It’s funny how the world of politics works. It’s next to impossible to predict, but there are still those who try.
The day after Premier Jim Prentice seemed to blame Albertans for the province’s current fiscal woes, we found out that the government was increasing its Municipal Sustainability Initiative (MSI) funding by $399 million — perhaps there was no mistake in the timing of this announcement.
Cochrane will be getting $1.9 million of the pie, and has announced it will put the money toward the new aquatic/curling facility.
There have been some, both on council and in the general public, who have voiced concern over the possibility of the town seeing a decrease in MSI funding due to the drop in oil prices…a very real and valid concern. And to be clear, just because the government has announced this $400 million increase certainly doesn’t mean there will be no cuts in the future.

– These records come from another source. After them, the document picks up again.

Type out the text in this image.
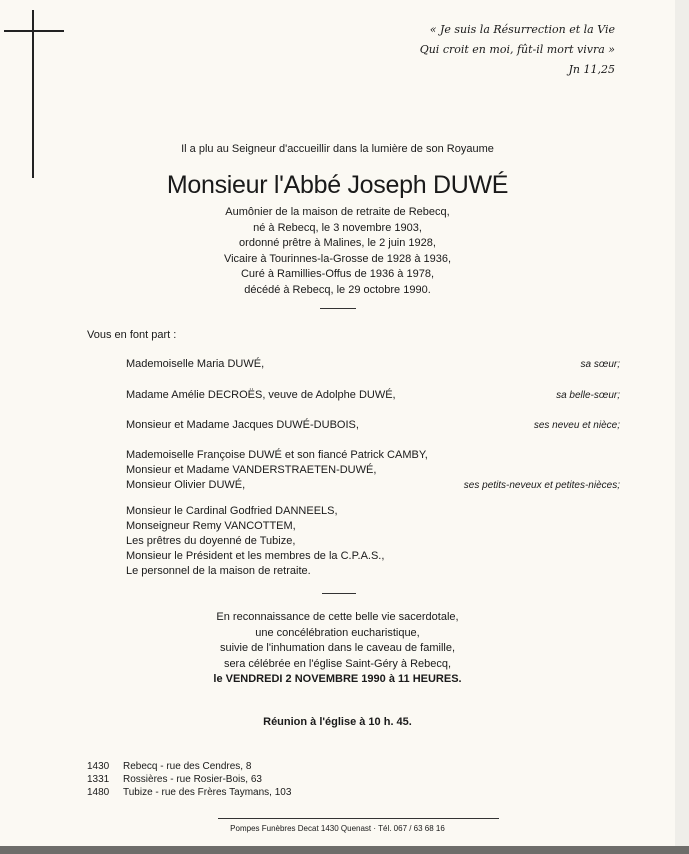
« Je suis la Résurrection et la Vie
Qui croit en moi, fût-il mort vivra »
Jn 11,25
Il a plu au Seigneur d'accueillir dans la lumière de son Royaume
Monsieur l'Abbé Joseph DUWÉ
Aumônier de la maison de retraite de Rebecq,
né à Rebecq, le 3 novembre 1903,
ordonné prêtre à Malines, le 2 juin 1928,
Vicaire à Tourinnes-la-Grosse de 1928 à 1936,
Curé à Ramillies-Offus de 1936 à 1978,
décédé à Rebecq, le 29 octobre 1990.
Vous en font part :
Mademoiselle Maria DUWÉ,	sa sœur;
Madame Amélie DECROËS, veuve de Adolphe DUWÉ,	sa belle-sœur;
Monsieur et Madame Jacques DUWÉ-DUBOIS,	ses neveu et nièce;
Mademoiselle Françoise DUWÉ et son fiancé Patrick CAMBY,
Monsieur et Madame VANDERSTRAETEN-DUWÉ,
Monsieur Olivier DUWÉ,	ses petits-neveux et petites-nièces;
Monsieur le Cardinal Godfried DANNEELS,
Monseigneur Remy VANCOTTEM,
Les prêtres du doyenné de Tubize,
Monsieur le Président et les membres de la C.P.A.S.,
Le personnel de la maison de retraite.
En reconnaissance de cette belle vie sacerdotale,
une concélébration eucharistique,
suivie de l'inhumation dans le caveau de famille,
sera célébrée en l'église Saint-Géry à Rebecq,
le VENDREDI 2 NOVEMBRE 1990 à 11 HEURES.
Réunion à l'église à 10 h. 45.
1430 Rebecq - rue des Cendres, 8
1331 Rossières - rue Rosier-Bois, 63
1480 Tubize - rue des Frères Taymans, 103
Pompes Funèbres Decat 1430 Quenast · Tél. 067 / 63 68 16
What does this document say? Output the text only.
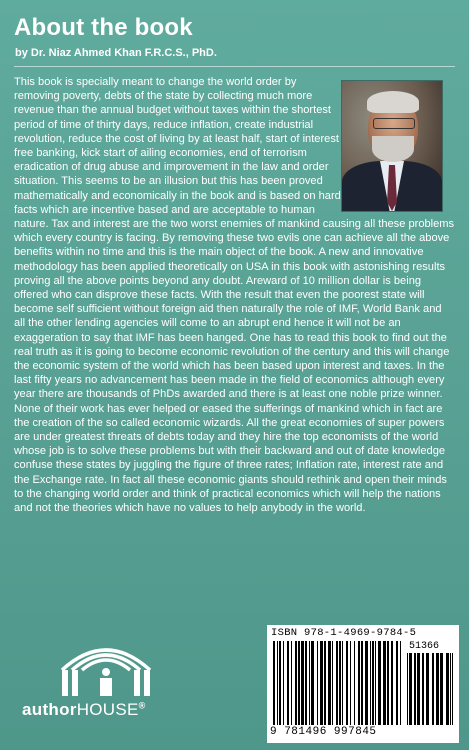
About the book
by Dr. Niaz Ahmed Khan F.R.C.S., PhD.

This book is specially meant to change the world order by removing poverty, debts of the state by collecting much more revenue than the annual budget without taxes within the shortest period of time of thirty days, reduce inflation, create industrial revolution, reduce the cost of living by at least half, start of interest free banking, kick start of ailing economies, end of terrorism eradication of drug abuse and improvement in the law and order situation. This seems to be an illusion but this has been proved mathematically and economically in the book and is based on hard facts which are incentive based and are acceptable to human nature. Tax and interest are the two worst enemies of mankind causing all these problems which every country is facing. By removing these two evils one can achieve all the above benefits within no time and this is the main object of the book. A new and innovative methodology has been applied theoretically on USA in this book with astonishing results proving all the above points beyond any doubt. Areward of 10 million dollar is being offered who can disprove these facts. With the result that even the poorest state will become self sufficient without foreign aid then naturally the role of IMF, World Bank and all the other lending agencies will come to an abrupt end hence it will not be an exaggeration to say that IMF has been hanged. One has to read this book to find out the real truth as it is going to become economic revolution of the century and this will change the economic system of the world which has been based upon interest and taxes. In the last fifty years no advancement has been made in the field of economics although every year there are thousands of PhDs awarded and there is at least one noble prize winner. None of their work has ever helped or eased the sufferings of mankind which in fact are the creation of the so called economic wizards. All the great economies of super powers are under greatest threats of debts today and they hire the top economists of the world whose job is to solve these problems but with their backward and out of date knowledge confuse these states by juggling the figure of three rates; Inflation rate, interest rate and the Exchange rate. In fact all these economic giants should rethink and open their minds to the changing world order and think of practical economics which will help the nations and not the theories which have no values to help anybody in the world.

authorHOUSE®
ISBN 978-1-4969-9784-5
51366
9 781496 997845
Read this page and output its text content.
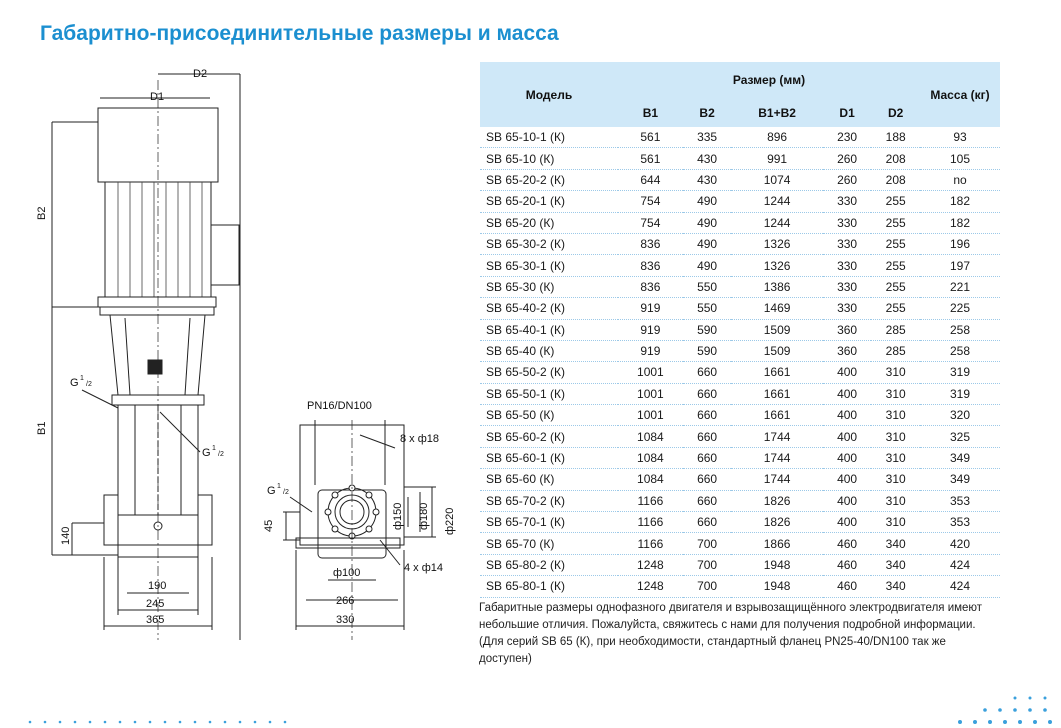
Габаритно-присоединительные размеры и масса
D2
D1
B2
B1
140
190
245
365
G 1
/2
G 1
/2
G 1
/2
PN16/DN100
8 x ф18
4 x ф14
45	ф150 ф180 ф220
ф100
266
330
Модель	Размер (мм)					Масса (кг)
	B1	B2	B1+B2	D1	D2	
SB 65-10-1 (К)	561	335	896	230	188	93
SB 65-10 (К)	561	430	991	260	208	105
SB 65-20-2 (К)	644	430	1074	260	208	no
SB 65-20-1 (К)	754	490	1244	330	255	182
SB 65-20 (К)	754	490	1244	330	255	182
SB 65-30-2 (К)	836	490	1326	330	255	196
SB 65-30-1 (К)	836	490	1326	330	255	197
SB 65-30 (К)	836	550	1386	330	255	221
SB 65-40-2 (К)	919	550	1469	330	255	225
SB 65-40-1 (К)	919	590	1509	360	285	258
SB 65-40 (К)	919	590	1509	360	285	258
SB 65-50-2 (К)	1001	660	1661	400	310	319
SB 65-50-1 (К)	1001	660	1661	400	310	319
SB 65-50 (К)	1001	660	1661	400	310	320
SB 65-60-2 (К)	1084	660	1744	400	310	325
SB 65-60-1 (К)	1084	660	1744	400	310	349
SB 65-60 (К)	1084	660	1744	400	310	349
SB 65-70-2 (К)	1166	660	1826	400	310	353
SB 65-70-1 (К)	1166	660	1826	400	310	353
SB 65-70 (К)	1166	700	1866	460	340	420
SB 65-80-2 (К)	1248	700	1948	460	340	424
SB 65-80-1 (К)	1248	700	1948	460	340	424

Габаритные размеры однофазного двигателя и взрывозащищённого электродвигателя имеют небольшие отличия. Пожалуйста, свяжитесь с нами для получения подробной информации.

(Для серий SB 65 (К), при необходимости, стандартный фланец PN25-40/DN100 так же доступен)
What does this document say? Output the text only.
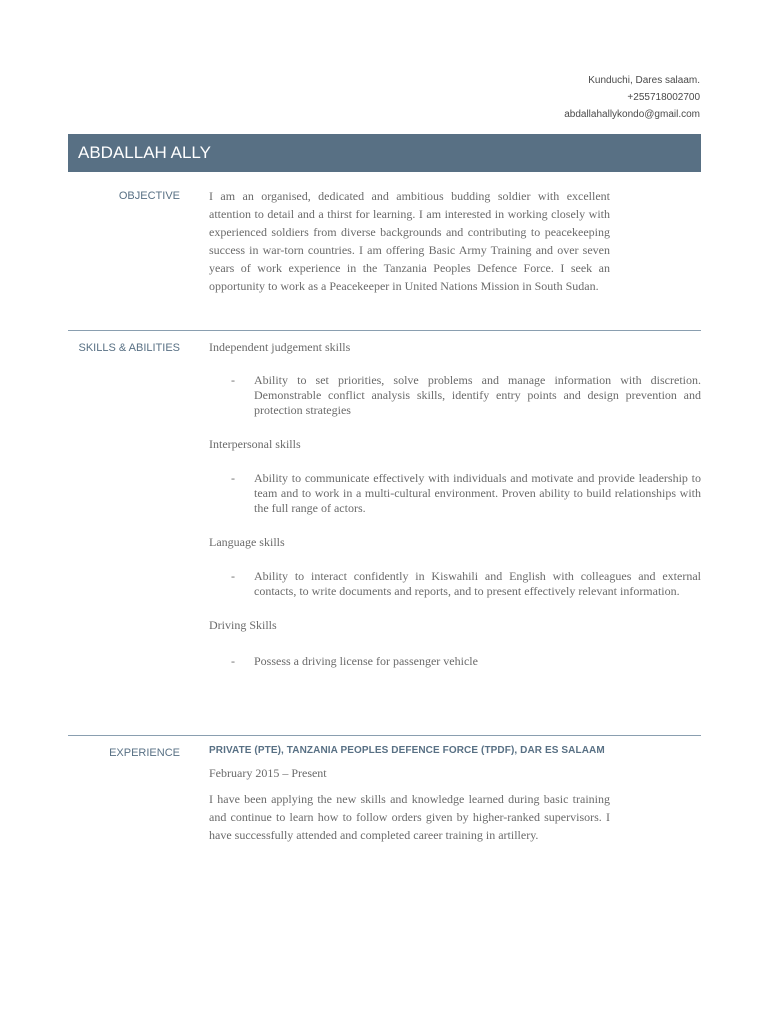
Kunduchi, Dares salaam.
+255718002700
abdallahallykondo@gmail.com
ABDALLAH ALLY
OBJECTIVE I am an organised, dedicated and ambitious budding soldier with excellent attention to detail and a thirst for learning. I am interested in working closely with experienced soldiers from diverse backgrounds and contributing to peacekeeping success in war-torn countries. I am offering Basic Army Training and over seven years of work experience in the Tanzania Peoples Defence Force. I seek an opportunity to work as a Peacekeeper in United Nations Mission in South Sudan.

SKILLS & ABILITIES Independent judgement skills

- Ability to set priorities, solve problems and manage information with discretion. Demonstrable conflict analysis skills, identify entry points and design prevention and protection strategies

Interpersonal skills

- Ability to communicate effectively with individuals and motivate and provide leadership to team and to work in a multi-cultural environment. Proven ability to build relationships with the full range of actors.

Language skills

- Ability to interact confidently in Kiswahili and English with colleagues and external contacts, to write documents and reports, and to present effectively relevant information.

Driving Skills

- Possess a driving license for passenger vehicle

EXPERIENCE	PRIVATE (PTE), TANZANIA PEOPLES DEFENCE FORCE (TPDF), DAR ES SALAAM

February 2015 – Present

I have been applying the new skills and knowledge learned during basic training and continue to learn how to follow orders given by higher-ranked supervisors. I have successfully attended and completed career training in artillery.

For now, however, it’s interesting to see how unpredictable politics can be. Even in the face of plummeting oil and gas revenues due to falling oil prices, the government has increased its MSI funding.
It’s a crapshoot, a gamble, a game of will, where no one really knows what’s going to happen, and can only make their best, most logical/educated guess.
In January, Cochrane council discussed the possibility of losing some MSI funding (of which, $24 million is being put toward the new pool project) a concern town administration said they did not expect would happen, but needed to discuss nonetheless.
Councillor Morgan Nagel was justifiably cautious, suggesting the town delay its plans to award tender for the new aquatic/curling facility and wait for the province’s budget to be released.
Paige Milner, the town’s senior manager of corporate services, councillor Jeff Toews and Mayor Ivan Brooker (who said he had spoken to Banff-Cochrane MLA Ron Casey, who said he had not heard of any decrease in MSI funding) all said they did not believe there was any threat to the town’s MSI funding, and that the aquatic/curling project should move forward as planned.
Nagel pointed out that the current financial crisis was quite different for Alberta than those previous, as this time around it was a result of the very product the province relies on, oil, and could have a lasting effect and trickle down to municipalities. Nagel could be spot on about this, but as mentioned above, it’s nothing more than a best guess…who knows what will happen in the next few years?
Maybe Cochrane will get even more MSI funding, and the amusing part of it is, the price of oil could have nothing to do with it, despite the logical belief that it should.
The last time the Eagle ran a Rock the Waves (fundraising campaign for the new pool) graphic was last June, and the grand total was $1.27 million of a $10.6 million goal.
Eight months later, the campaign has garnered $4.42 million, leaving just over $6 million to go.
Council’s approved funding model for the $45 million aquatic/curling facility gets $24 million from MSI, $6.2 million from developer community enhancement fees, $2.2 million from Rocky View County, $2 million from the federal gas tax fund and the remaining $10.6 from fundraising and sponsorship.
And, the addition of the government’s recent $1.9 million in funding would potentially open up MSI monies for other projects in the future.
Cochrane was not the only municipality in the area that received additional MSI funding — Rocky View County got $5.6 million; Redwood Meadows, $85,670; Ghost Lake $15,554; and Waiparous received $10,048.
Despite MSI funding – or any other kind of funding for that matter – there will remain those who are against spending that kind of cash on a new aquatic/curling complex, and those people are entitled to their opinion, as it is a legitimate argument to make.
But people must be aware that the game of predicting politics is like playing Russian roulette… you never know what’s going to happen.